Sasha Wardell received her B.A. Hins in 3D Design (Ceramics) from the Bath Academy of Art in 1979. She also studied Industrial Ceramics at Ecole Nationale des Arts Décoratifs, Limoges, France, and received her M.A. in Ceramic Design at North Staffordshire Polytechnic, Stoke on Trent, in 1981. She was a Lecturer, Visiting Lecturer and Senior Lecturer at multiple institutions since the 1980’s, and organized many international workshops and masterclasses.
Sasha’s hallmark style, a distinctive combination of pure white slip cast bone china, treated with unique decorating techniques and finished in a carefully chosen palette of muted, subtle colours, has made her work highly sought after by private collectors, museums and contemporary art galleries worldwide.

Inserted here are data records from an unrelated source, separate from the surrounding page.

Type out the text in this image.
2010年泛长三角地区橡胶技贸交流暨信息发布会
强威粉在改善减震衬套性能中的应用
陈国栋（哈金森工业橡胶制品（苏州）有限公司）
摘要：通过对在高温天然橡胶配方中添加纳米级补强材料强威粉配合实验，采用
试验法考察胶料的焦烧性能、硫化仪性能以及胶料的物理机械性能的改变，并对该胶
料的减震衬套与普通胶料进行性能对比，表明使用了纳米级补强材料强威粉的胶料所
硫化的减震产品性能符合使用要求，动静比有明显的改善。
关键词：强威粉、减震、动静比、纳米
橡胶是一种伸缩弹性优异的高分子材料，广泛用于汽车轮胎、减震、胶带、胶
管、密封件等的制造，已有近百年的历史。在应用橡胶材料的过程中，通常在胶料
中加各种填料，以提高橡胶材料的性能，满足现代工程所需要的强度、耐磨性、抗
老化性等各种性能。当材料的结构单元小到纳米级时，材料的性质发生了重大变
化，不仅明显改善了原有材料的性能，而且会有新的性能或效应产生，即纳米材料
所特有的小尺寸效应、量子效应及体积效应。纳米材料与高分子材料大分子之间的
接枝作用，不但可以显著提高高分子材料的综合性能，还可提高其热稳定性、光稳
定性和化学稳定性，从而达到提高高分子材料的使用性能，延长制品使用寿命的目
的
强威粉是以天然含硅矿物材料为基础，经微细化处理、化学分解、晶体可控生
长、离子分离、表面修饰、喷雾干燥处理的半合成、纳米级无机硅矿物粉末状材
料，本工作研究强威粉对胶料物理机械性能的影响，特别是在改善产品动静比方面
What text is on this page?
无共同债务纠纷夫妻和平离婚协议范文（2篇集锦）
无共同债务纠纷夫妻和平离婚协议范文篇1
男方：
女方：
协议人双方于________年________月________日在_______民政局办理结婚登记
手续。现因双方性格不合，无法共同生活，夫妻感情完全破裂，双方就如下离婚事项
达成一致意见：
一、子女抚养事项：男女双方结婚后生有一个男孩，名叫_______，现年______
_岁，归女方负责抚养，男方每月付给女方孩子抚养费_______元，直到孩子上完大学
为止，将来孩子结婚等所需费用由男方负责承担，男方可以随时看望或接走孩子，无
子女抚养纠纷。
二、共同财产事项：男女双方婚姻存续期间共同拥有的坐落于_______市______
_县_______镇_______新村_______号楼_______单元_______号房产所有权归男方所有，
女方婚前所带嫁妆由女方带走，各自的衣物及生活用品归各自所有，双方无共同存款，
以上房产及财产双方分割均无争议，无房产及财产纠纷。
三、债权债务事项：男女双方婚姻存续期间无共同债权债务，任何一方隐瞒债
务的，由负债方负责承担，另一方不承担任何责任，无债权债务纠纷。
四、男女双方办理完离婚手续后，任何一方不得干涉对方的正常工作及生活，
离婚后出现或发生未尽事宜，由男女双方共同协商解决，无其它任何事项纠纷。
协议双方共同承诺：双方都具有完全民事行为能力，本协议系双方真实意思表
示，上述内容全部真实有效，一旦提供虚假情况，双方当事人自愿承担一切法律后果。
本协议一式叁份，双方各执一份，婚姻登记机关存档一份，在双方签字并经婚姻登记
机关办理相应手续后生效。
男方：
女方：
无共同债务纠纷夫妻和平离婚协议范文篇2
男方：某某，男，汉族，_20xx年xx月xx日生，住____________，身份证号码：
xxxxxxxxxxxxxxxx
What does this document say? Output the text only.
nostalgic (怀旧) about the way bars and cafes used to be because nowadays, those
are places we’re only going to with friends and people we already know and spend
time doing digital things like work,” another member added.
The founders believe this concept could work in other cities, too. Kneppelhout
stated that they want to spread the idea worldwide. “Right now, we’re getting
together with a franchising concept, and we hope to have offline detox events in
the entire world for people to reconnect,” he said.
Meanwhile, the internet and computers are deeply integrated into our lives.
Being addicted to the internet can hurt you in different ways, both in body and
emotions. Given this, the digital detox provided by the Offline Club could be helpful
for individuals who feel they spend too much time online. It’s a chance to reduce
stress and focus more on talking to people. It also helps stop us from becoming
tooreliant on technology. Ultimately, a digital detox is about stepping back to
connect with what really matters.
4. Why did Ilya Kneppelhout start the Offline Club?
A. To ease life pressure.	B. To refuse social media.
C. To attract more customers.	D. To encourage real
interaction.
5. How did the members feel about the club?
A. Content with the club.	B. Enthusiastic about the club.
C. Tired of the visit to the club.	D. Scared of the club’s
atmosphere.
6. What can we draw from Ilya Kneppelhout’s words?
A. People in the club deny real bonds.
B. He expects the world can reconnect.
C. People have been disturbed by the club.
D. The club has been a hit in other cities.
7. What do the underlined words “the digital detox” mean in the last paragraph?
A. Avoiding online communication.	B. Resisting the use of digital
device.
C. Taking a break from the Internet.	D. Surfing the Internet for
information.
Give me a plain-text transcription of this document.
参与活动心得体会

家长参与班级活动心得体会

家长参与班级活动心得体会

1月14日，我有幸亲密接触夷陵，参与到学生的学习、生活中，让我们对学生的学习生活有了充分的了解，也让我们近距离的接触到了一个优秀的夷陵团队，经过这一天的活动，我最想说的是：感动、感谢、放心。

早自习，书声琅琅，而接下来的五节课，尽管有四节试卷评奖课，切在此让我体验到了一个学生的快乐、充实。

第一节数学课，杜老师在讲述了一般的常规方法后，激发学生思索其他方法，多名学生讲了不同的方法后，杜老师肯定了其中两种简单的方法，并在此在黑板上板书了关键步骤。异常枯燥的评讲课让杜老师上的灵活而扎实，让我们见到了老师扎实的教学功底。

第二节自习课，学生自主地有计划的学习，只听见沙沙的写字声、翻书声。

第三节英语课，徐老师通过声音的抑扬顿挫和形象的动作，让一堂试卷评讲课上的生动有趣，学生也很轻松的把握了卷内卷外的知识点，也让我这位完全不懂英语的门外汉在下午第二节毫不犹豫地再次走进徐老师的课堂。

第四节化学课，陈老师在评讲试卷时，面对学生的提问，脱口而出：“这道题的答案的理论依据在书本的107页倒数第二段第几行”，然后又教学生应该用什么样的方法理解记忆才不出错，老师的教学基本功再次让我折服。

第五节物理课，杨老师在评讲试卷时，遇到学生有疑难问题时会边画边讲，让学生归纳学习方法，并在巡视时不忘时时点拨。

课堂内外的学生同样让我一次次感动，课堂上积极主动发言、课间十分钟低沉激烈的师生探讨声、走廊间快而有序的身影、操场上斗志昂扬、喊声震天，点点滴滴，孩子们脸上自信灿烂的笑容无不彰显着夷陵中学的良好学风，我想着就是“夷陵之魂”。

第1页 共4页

Sasha Wardell has been working in bone china since 1982. Her formal training in ceramics included both undergraduate and postgraduate degrees and industrial training secondments to L’Ecole Nationale des Arts Decoratifs, Limoges, France, and the Royal Doulton design studio, Stoke on Trent, UK.
An industrial approach to the traditional bone china manufacturing process has strongly influenced the way in which Sasha presently works, reflecting her fascination for methods and materials which present a challenge. It is for this reason that bone china, with all its idiosyncracies, has remained her favourite material.
“Bone china is a very “single-minded” clay which forces clarity and precision, whilst demanding perseverance from the maker. Possessing qualities of intense whiteness, translucency and strength, makes it very seductive material to work with,” says Wardell.
“Architectural detail and sections of structure combined with my evolving interest in illusions, provide the starting point for my pieces – and the inherent qualities of the clay do the rest. I find that the whiteness of bone china clay offers a pure blank canvas for the applications of colour, and its translucency enhances any varying degrees of luminosity.”
By adding a carefully selected colour palette to the striking white bone china, coupled with unique decorating techniques evolved through painstaking trial and error, Wardell has developed ranges of distinctive signature work that is sought after by personal collectors, museums and galleries worldwide.